If only two piles are needed, heads may be connected by a concrete cap braced by grade beams in only one direction perpendicular to the line joining the two piles.
Three or more piles clustered together shall be provided with reinforced cap and are considered stable even without the support of grade beams.

Aside from its original purpose, vertical piles can also resist lateral loads such as winds and lateral earthquake at certain point. But when larger lateral loads are to be resisted, an inclined or batter piles are more applicable. A batter of four horizontal and twelve vertical represent about the greatest inclination that can be achieved with ordinary driving equipment.

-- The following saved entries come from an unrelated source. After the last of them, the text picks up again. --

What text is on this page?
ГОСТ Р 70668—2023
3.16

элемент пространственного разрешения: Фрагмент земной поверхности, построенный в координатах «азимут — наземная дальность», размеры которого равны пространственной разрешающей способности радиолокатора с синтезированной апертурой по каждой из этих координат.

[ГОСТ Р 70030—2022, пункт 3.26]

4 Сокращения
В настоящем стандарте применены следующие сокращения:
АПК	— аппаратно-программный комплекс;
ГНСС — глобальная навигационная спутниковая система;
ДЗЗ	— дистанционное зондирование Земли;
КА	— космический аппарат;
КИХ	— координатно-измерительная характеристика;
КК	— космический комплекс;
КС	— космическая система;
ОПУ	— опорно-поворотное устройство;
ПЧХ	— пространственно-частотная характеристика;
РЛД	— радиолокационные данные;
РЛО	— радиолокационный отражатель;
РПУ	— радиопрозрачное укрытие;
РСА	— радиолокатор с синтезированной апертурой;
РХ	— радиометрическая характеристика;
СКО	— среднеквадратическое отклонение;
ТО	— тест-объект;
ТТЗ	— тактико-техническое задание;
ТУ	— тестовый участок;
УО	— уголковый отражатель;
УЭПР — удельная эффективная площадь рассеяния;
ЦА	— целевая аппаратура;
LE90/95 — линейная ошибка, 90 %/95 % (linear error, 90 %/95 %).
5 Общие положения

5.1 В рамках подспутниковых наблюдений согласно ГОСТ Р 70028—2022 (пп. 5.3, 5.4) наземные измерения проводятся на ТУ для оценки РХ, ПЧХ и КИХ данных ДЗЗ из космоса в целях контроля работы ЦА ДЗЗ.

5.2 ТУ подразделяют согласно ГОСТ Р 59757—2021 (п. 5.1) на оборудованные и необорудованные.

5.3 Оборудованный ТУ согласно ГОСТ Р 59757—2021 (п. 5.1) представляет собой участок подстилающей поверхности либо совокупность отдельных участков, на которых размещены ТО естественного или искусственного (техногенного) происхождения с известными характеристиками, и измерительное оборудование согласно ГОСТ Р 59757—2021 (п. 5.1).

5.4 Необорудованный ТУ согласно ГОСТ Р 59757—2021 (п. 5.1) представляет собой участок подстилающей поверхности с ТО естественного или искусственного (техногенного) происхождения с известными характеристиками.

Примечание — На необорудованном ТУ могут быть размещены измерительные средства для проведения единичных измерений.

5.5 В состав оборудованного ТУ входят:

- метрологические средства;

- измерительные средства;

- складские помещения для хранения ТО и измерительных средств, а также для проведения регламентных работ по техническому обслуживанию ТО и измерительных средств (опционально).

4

Economically, smaller inclinations are more favorable even if it requires more piles to be battered.

Foundation Engineering: Soil and Rock Definition

Engineers always use terms soil and rock in implicating a clear distinction of two different kinds of foundation materials.

ROCK - is a natural aggregate of mineral grains connected by strong and permanent cohesive forces

SOIL -  is a natural aggregate of mineral grains that can either be with or without organic constituents and can be separated by gentle mechanical means such as agitation in water or strong winds

However, on actual site condition, one can never sharply distinguish rocks from soil because they usually come together. Even the strongest and most rigid rocks may be weaken by natural processes such as weathering and some highly saturated soil may exhibit strengths that is comparable to those of weathered rock.